Monsieur le Président, vous venez d’être élu Président des Médias Francophones Publics, quel est pour vous l’avenir de cette association ?
Les Médias Francophones Publics constituent une association internationale à la fois jeune et ancienne, elle hérite de la longue expérience des Radios Francophones Publiques (les RFP) et de la Communauté des Télévisions Francophones (la CTF). Mais elle est jeune, nous avons accueilli à Radio France sa naissance en avril 2016, sous l’égide de la Secrétaire générale de la Francophonie, Michaëlle Jean ! Donc, elle est tout entière tournée vers l’avenir.

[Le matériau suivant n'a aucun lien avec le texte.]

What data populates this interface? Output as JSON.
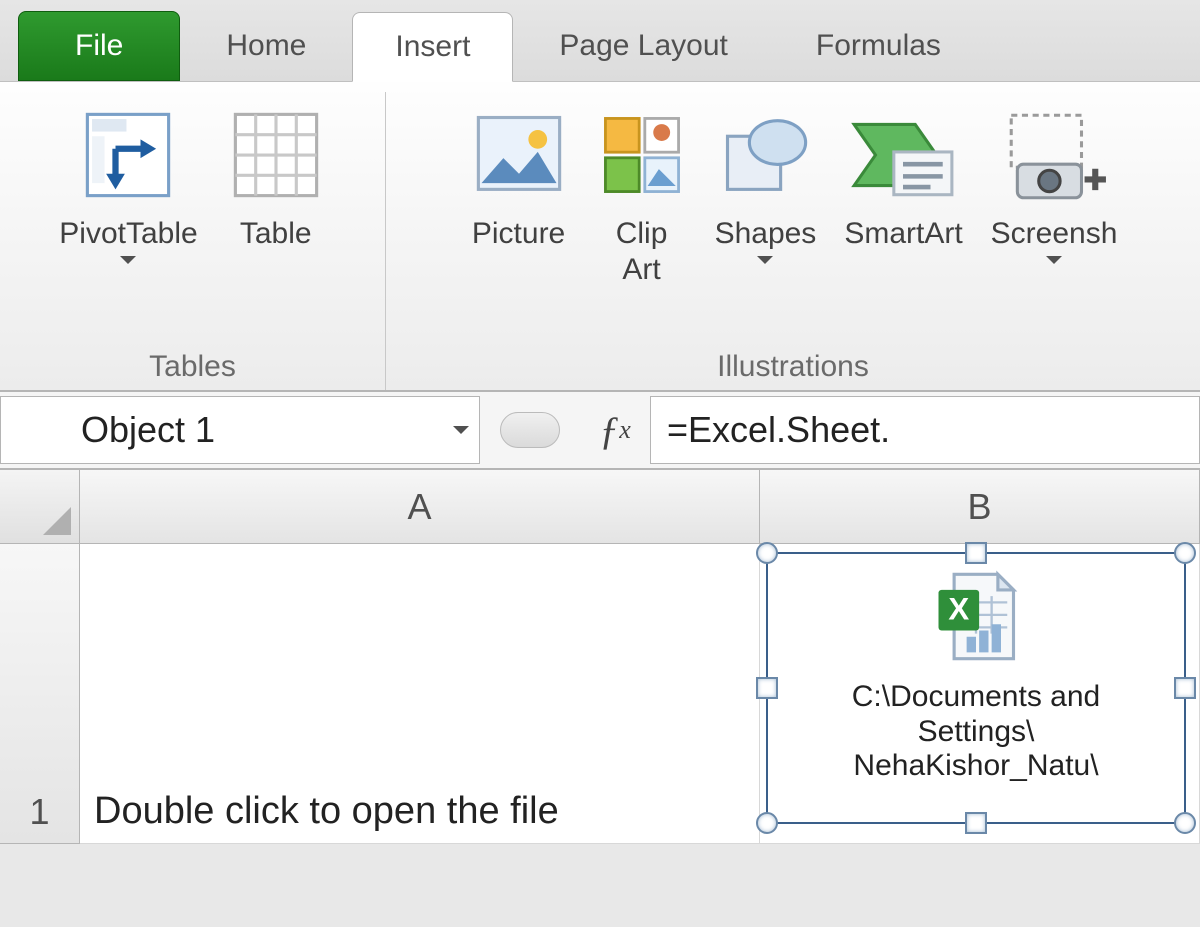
{
  "tabs": {
    "file": "File",
    "home": "Home",
    "insert": "Insert",
    "page_layout": "Page Layout",
    "formulas": "Formulas"
  },
  "ribbon": {
    "groups": {
      "tables": {
        "label": "Tables",
        "pivot": "PivotTable",
        "table": "Table"
      },
      "illustrations": {
        "label": "Illustrations",
        "picture": "Picture",
        "clipart": "Clip\nArt",
        "shapes": "Shapes",
        "smartart": "SmartArt",
        "screenshot": "Screensh"
      }
    }
  },
  "namebox": "Object 1",
  "formula": "=Excel.Sheet.",
  "columns": {
    "A": "A",
    "B": "B"
  },
  "rows": {
    "1": "1"
  },
  "cells": {
    "A1": "Double click to open the file"
  },
  "object": {
    "label": "C:\\Documents and\nSettings\\\nNehaKishor_Natu\\"
  }
}
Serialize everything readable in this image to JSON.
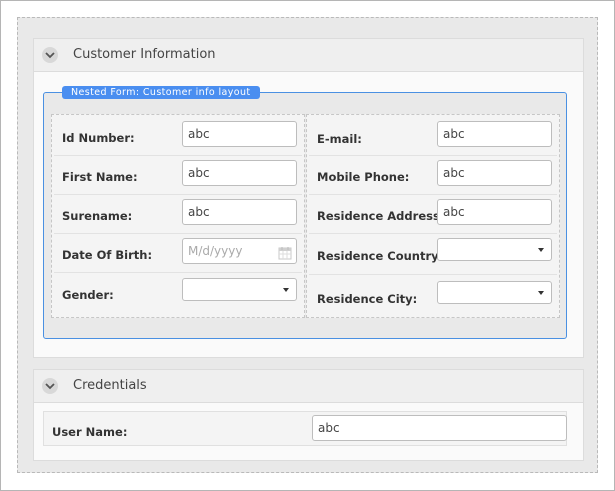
{
  "customer_info": {
    "title": "Customer Information",
    "nested_caption": "Nested Form: Customer info layout",
    "left_fields": [
      {
        "label": "Id Number:",
        "value": "abc"
      },
      {
        "label": "First Name:",
        "value": "abc"
      },
      {
        "label": "Surename:",
        "value": "abc"
      },
      {
        "label": "Date Of Birth:",
        "placeholder": "M/d/yyyy"
      },
      {
        "label": "Gender:",
        "value": ""
      }
    ],
    "right_fields": [
      {
        "label": "E-mail:",
        "value": "abc"
      },
      {
        "label": "Mobile Phone:",
        "value": "abc"
      },
      {
        "label": "Residence Address:",
        "value": "abc"
      },
      {
        "label": "Residence Country:",
        "value": ""
      },
      {
        "label": "Residence City:",
        "value": ""
      }
    ]
  },
  "credentials": {
    "title": "Credentials",
    "user_name_label": "User Name:",
    "user_name_value": "abc"
  },
  "colors": {
    "accent_blue": "#4a8ef0",
    "background": "#e9e9e9"
  },
  "icons": [
    "chevron-down-icon",
    "calendar-icon",
    "dropdown-caret-icon"
  ]
}
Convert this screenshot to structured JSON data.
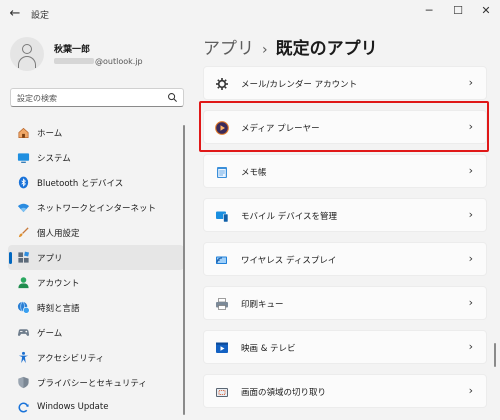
{
  "window": {
    "title": "設定",
    "back": "←",
    "minimize": "─",
    "maximize": "☐",
    "close": "✕"
  },
  "user": {
    "name": "秋葉一郎",
    "email_suffix": "@outlook.jp"
  },
  "search": {
    "placeholder": "設定の検索"
  },
  "sidebar": {
    "items": [
      {
        "label": "ホーム",
        "icon": "home-icon"
      },
      {
        "label": "システム",
        "icon": "system-icon"
      },
      {
        "label": "Bluetooth とデバイス",
        "icon": "bluetooth-icon"
      },
      {
        "label": "ネットワークとインターネット",
        "icon": "wifi-icon"
      },
      {
        "label": "個人用設定",
        "icon": "brush-icon"
      },
      {
        "label": "アプリ",
        "icon": "apps-icon",
        "selected": true
      },
      {
        "label": "アカウント",
        "icon": "account-icon"
      },
      {
        "label": "時刻と言語",
        "icon": "globe-clock-icon"
      },
      {
        "label": "ゲーム",
        "icon": "gamepad-icon"
      },
      {
        "label": "アクセシビリティ",
        "icon": "accessibility-icon"
      },
      {
        "label": "プライバシーとセキュリティ",
        "icon": "shield-icon"
      },
      {
        "label": "Windows Update",
        "icon": "update-icon"
      }
    ]
  },
  "breadcrumb": {
    "parent": "アプリ",
    "separator": "›",
    "current": "既定のアプリ"
  },
  "apps": [
    {
      "label": "メール/カレンダー アカウント",
      "icon": "gear-icon"
    },
    {
      "label": "メディア プレーヤー",
      "icon": "media-player-icon",
      "highlighted": true
    },
    {
      "label": "メモ帳",
      "icon": "notepad-icon"
    },
    {
      "label": "モバイル デバイスを管理",
      "icon": "mobile-devices-icon"
    },
    {
      "label": "ワイヤレス ディスプレイ",
      "icon": "wireless-display-icon"
    },
    {
      "label": "印刷キュー",
      "icon": "printer-icon"
    },
    {
      "label": "映画 & テレビ",
      "icon": "movies-tv-icon"
    },
    {
      "label": "画面の領域の切り取り",
      "icon": "snipping-icon"
    }
  ],
  "chevron": "›",
  "colors": {
    "accent": "#0067c0",
    "highlight_border": "#e01818"
  }
}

En un an, sous la présidence de Gilles Marchand, et sous la direction d’Eric Poivre, Les MFP ont pris leur vitesse de croisière : les Commissions se réunissent sur un rythme régulier, elles permettent de véritables échanges d’expériences, de stratégies et de bonnes pratiques. Elles nourrissent même des projets, suscitent des initiatives, permettent l’adoption de nouvelles méthodes de travail inventées par un des partenaires et permettent des coproductions. Mon objectif numéro 1, c’est de faire en sorte que tout ce qui a été réussi en année 1 soit pérennisé, enrichi, développé, et devienne, en renouvelant les thèmes des travaux, une sorte d’accélérateur de notre adaptation aux nouveaux marchés et aux nouvelles pratiques médiatiques.
Par ailleurs, comme Les MFP sont aussi un Club de francophones, nous pouvons l’utiliser pour nous concerter et peser dans l’intérêt des médias francophones au sein des enceintes internationales. Je suis très attaché aux valeurs de la Francophonie et je suis persuadé que nous avons une voix originale à faire entendre dans cette « civilisation de l’Universel » où le numérique réalise l’intuition de Léopold Sédar Senghor.
Le PDG de Radio France a été choisi pour succéder à la présidence des MFP au Directeur de la Radio Télévision Suisse, Gilles Marchand. Son mandat débutera le 1er mai prochain. (Photo : Radio France / Christophe Abramowitz)
Vous prendrez vos fonctions à la tête des MFP le 1er mai prochain, avez-vous déjà fixé une priorité pour votre mandat ?
La priorité, c’est celle qui se dégage de l’Assemblée de direction que nous avons tenue aux Diablerets : pour l’année prochaine, parvenir à repenser la fonction et la mission des Médias audiovisuels de Service public afin de refonder leur légitimité dans le monde de profusion médiatique qu’est le monde numérique. Nos missions étaient clairement définies et acceptées dans un monde où la rareté des fréquences hertziennes et le coût des technologies employées faisaient des Médias publics l’essentiel de l’offre audiovisuelle, dans chaque pays.
Maintenant, la concurrence a explosé, nous ne produisons au contraire qu’une petite partie de ce qui est proposé au public. Nous devons rendre évident ce qui nous singularise et faire de cette offre un élément absolument irremplaçable. Nous en avons tous l’intuition, mais nous devons tous objectiver cette intuition et faire en sorte que tous en aient bien conscience, à commencer par les responsables politiques, mais aussi par tous les citoyens, qui nous financent et doivent bien comprendre pour quoi ils le font.
Nous allons donc mettre l’accent pendant l’année sur une recension objective, aidée par des chercheurs et des universitaires, de tous les éléments qui justifient et légitiment l’action des Médias publics dans les sociétés contemporaines. Ma conviction est que nous jouons un rôle décisif dans la vie démocratique et dans la vitalité de nos valeurs collectives.
Comment pensez-vous procéder pour rendre Les Médias Francophones Publics «plus créatifs et innovants» ?
C’est aujourd’hui l’impératif qui s’impose à tous les Médias publics : changer pour ne pas être dépassés, s’adapter aux nouveaux usages des publics et anticiper les mutations de l’audience. Notre association nous offre la possibilité d’aller plus vite en nous appuyant sur nos expériences respectives.
Par nos échanges constants, nous allons pouvoir profiter d’innovations qui seront soit répliquées dans chacun de nos pays, soit partagées afin de renforcer la puissance de l’offre des Médias Francophones Publics sur chacun de nos marchés et au sein de l’ensemble de la Francophonie.
Et quand on parle de Francophonie, on parle aussi forcément du Sud, de l’Afrique en particulier, où de nouveaux marchés se développent que nous devons apprendre à mieux connaître et à mieux prendre en compte. Car pour être créatif et innovant, il faut aussi être à l’écoute de ce que construisent les pays les plus jeunes, les plus dynamiques, les plus porteurs de croissance.